Six in 10 (57%) prospective students researched the academic reputation of the university at the time of making their choice, but less than one-third of prospective students considered aspects that are recognised as being proxies for quality such as the staff at the university (29%) and amount of small-group teaching (19%). And yet a quarter of graduates (24%) and undergraduates (25%) would have researched teaching quality in hindsight.
As I read these figures, they say that the single most important factor in applicant choice is brand. And therefore (though this is me, not the report), since the single biggest determinant of brand is strength in research, the attitudes of applicants work against their interests as students to the extent that they justify the drift of resources (aka their fees) away from education. That’s the peculiar logic of this market.

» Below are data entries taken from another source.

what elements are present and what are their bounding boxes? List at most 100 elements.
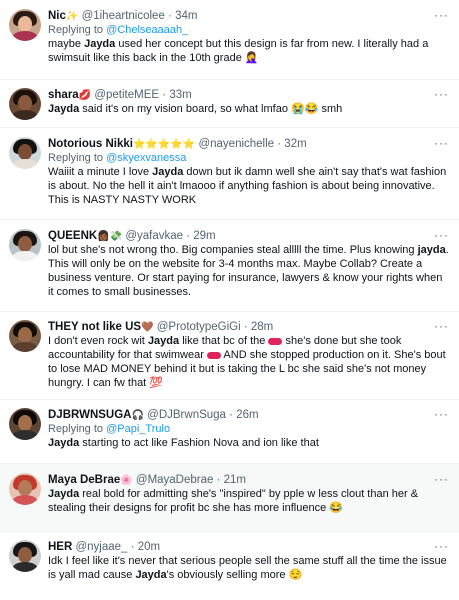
avatar-body: [12, 342, 38, 352]
handle[interactable]: @MayaDebrae: [136, 474, 214, 486]
timestamp[interactable]: 34m: [175, 10, 197, 22]
text-part: said it's on my vision board, so what lm…: [79, 103, 343, 115]
avatar[interactable]: [9, 473, 41, 505]
avatar[interactable]: [9, 229, 41, 261]
avatar[interactable]: [9, 9, 41, 41]
text-part: starting to act like Fashion Nova and io…: [79, 437, 319, 449]
tweet[interactable]: Notorious Nikki⭐⭐⭐⭐⭐ @nayenichelle · 32m…: [0, 128, 459, 220]
tweet-text: Jayda real bold for admitting she's "ins…: [48, 487, 449, 515]
handle[interactable]: @nyjaae_: [75, 541, 127, 553]
avatar[interactable]: [9, 137, 41, 169]
text-part: Waiiit a minute I love: [48, 166, 153, 178]
tweet[interactable]: THEY not like US🤎 @PrototypeGiGi · 28m I…: [0, 312, 459, 400]
tweet[interactable]: HER @nyjaae_ · 20m Idk I feel like it's …: [0, 532, 459, 600]
tweet-content: Notorious Nikki⭐⭐⭐⭐⭐ @nayenichelle · 32m…: [48, 137, 449, 207]
avatar-face: [18, 144, 32, 160]
handle[interactable]: @DJBrwnSuga: [147, 409, 226, 421]
separator: ·: [213, 474, 224, 486]
tweet-content: shara💋 @petiteMEE · 33m Jayda said it's …: [48, 88, 449, 116]
display-name[interactable]: Maya DeBrae: [48, 474, 120, 486]
timestamp[interactable]: 20m: [138, 541, 160, 553]
tweet-text: I don't even rock wit Jayda like that bc…: [48, 334, 449, 390]
tweet-header: Maya DeBrae🌸 @MayaDebrae · 21m: [48, 473, 449, 487]
highlighted-keyword: Jayda: [48, 488, 80, 500]
timestamp[interactable]: 21m: [224, 474, 246, 486]
more-options-icon[interactable]: ···: [434, 473, 449, 485]
text-part: like that bc of the: [179, 335, 266, 347]
replying-prefix: Replying to: [48, 423, 104, 435]
avatar-body: [12, 562, 38, 572]
timestamp[interactable]: 33m: [169, 89, 191, 101]
timestamp[interactable]: 26m: [236, 409, 258, 421]
redaction-mark: [206, 351, 221, 359]
replying-handle-link[interactable]: @Chelseaaaah_: [106, 24, 188, 36]
replying-to: Replying to @Chelseaaaah_: [48, 23, 449, 37]
highlighted-keyword: Jayda: [152, 166, 184, 178]
separator: ·: [225, 409, 237, 421]
handle[interactable]: @nayenichelle: [198, 138, 274, 150]
timestamp[interactable]: 32m: [284, 138, 306, 150]
replying-handle-link[interactable]: @skyexvanessa: [106, 152, 186, 164]
display-name[interactable]: shara: [48, 89, 79, 101]
tweet-text: Jayda starting to act like Fashion Nova …: [48, 436, 449, 450]
headphones-icon: 🎧: [131, 410, 144, 421]
avatar-face: [18, 415, 32, 431]
avatar-body: [12, 110, 38, 120]
text-part: real bold for admitting she's "inspired"…: [48, 488, 419, 514]
avatar-body: [12, 251, 38, 261]
separator: ·: [159, 89, 170, 101]
tweet-content: DJBRWNSUGA🎧 @DJBrwnSuga · 26m Replying t…: [48, 408, 449, 450]
more-options-icon[interactable]: ···: [434, 540, 449, 552]
tweet-header: THEY not like US🤎 @PrototypeGiGi · 28m: [48, 320, 449, 334]
avatar[interactable]: [9, 408, 41, 440]
display-name[interactable]: QUEENK: [48, 230, 97, 242]
avatar-face: [18, 236, 32, 252]
replying-to: Replying to @Papi_Trulo: [48, 422, 449, 436]
handle[interactable]: @PrototypeGiGi: [157, 321, 241, 333]
handle[interactable]: @1iheartnicolee: [82, 10, 165, 22]
highlighted-keyword: Jayda: [84, 38, 116, 50]
name-emoji: 💋: [78, 90, 92, 101]
avatar-face: [18, 547, 32, 563]
tweet-text: maybe Jayda used her concept but this de…: [48, 37, 449, 65]
avatar[interactable]: [9, 88, 41, 120]
timestamp[interactable]: 28m: [251, 321, 273, 333]
more-options-icon[interactable]: ···: [434, 9, 449, 21]
tweet[interactable]: Maya DeBrae🌸 @MayaDebrae · 21m Jayda rea…: [0, 464, 459, 532]
avatar[interactable]: [9, 540, 41, 572]
replying-to: Replying to @skyexvanessa: [48, 151, 449, 165]
more-options-icon[interactable]: ···: [434, 229, 449, 241]
tweet[interactable]: shara💋 @petiteMEE · 33m Jayda said it's …: [0, 80, 459, 128]
name-emoji: 🌸: [120, 475, 133, 486]
avatar-body: [12, 31, 38, 41]
tweet-text: Idk I feel like it's never that serious …: [48, 554, 449, 582]
more-options-icon[interactable]: ···: [434, 88, 449, 100]
tweet[interactable]: DJBRWNSUGA🎧 @DJBrwnSuga · 26m Replying t…: [0, 400, 459, 464]
more-options-icon[interactable]: ···: [434, 320, 449, 332]
display-name[interactable]: Notorious Nikki: [48, 138, 133, 150]
tweet-content: THEY not like US🤎 @PrototypeGiGi · 28m I…: [48, 320, 449, 390]
avatar-body: [12, 495, 38, 505]
separator: ·: [127, 541, 138, 553]
avatar-face: [18, 480, 32, 496]
replying-handle-link[interactable]: @Papi_Trulo: [106, 423, 170, 435]
tweet-text: Jayda said it's on my vision board, so w…: [48, 102, 449, 116]
tweet-text: lol but she's not wrong tho. Big compani…: [48, 243, 449, 299]
handle[interactable]: @yafavkae: [125, 230, 183, 242]
highlighted-keyword: Jayda: [48, 437, 80, 449]
more-options-icon[interactable]: ···: [434, 408, 449, 420]
avatar-body: [12, 430, 38, 440]
more-options-icon[interactable]: ···: [434, 137, 449, 149]
tweet[interactable]: Nic✨ @1iheartnicolee · 34m Replying to @…: [0, 0, 459, 80]
tweet-header: Notorious Nikki⭐⭐⭐⭐⭐ @nayenichelle · 32m: [48, 137, 449, 151]
tweet[interactable]: QUEENK👩🏾💸 @yafavkae · 29m lol but she's …: [0, 220, 459, 312]
tweet-content: Nic✨ @1iheartnicolee · 34m Replying to @…: [48, 9, 449, 65]
display-name[interactable]: Nic: [48, 10, 66, 22]
display-name[interactable]: DJBRWNSUGA: [48, 409, 132, 421]
tweet-header: Nic✨ @1iheartnicolee · 34m: [48, 9, 449, 23]
display-name[interactable]: HER: [48, 541, 72, 553]
timestamp[interactable]: 29m: [193, 230, 215, 242]
display-name[interactable]: THEY not like US: [48, 321, 141, 333]
handle[interactable]: @petiteMEE: [94, 89, 159, 101]
avatar[interactable]: [9, 320, 41, 352]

One final statistic gives this report a topical edge, as the government prepares a proposal for the funding of postgraduate degrees: ‘53% say that an undergraduate degree is no longer enough, a post-graduate qualification is necessary’. What that might tell us about different kinds of postgraduate degrees, though, is another matter. The national drift away from non-vocational programmes in the humanities – and the associated scramble to identify vocational alternatives – is perhaps a subject for a future blog.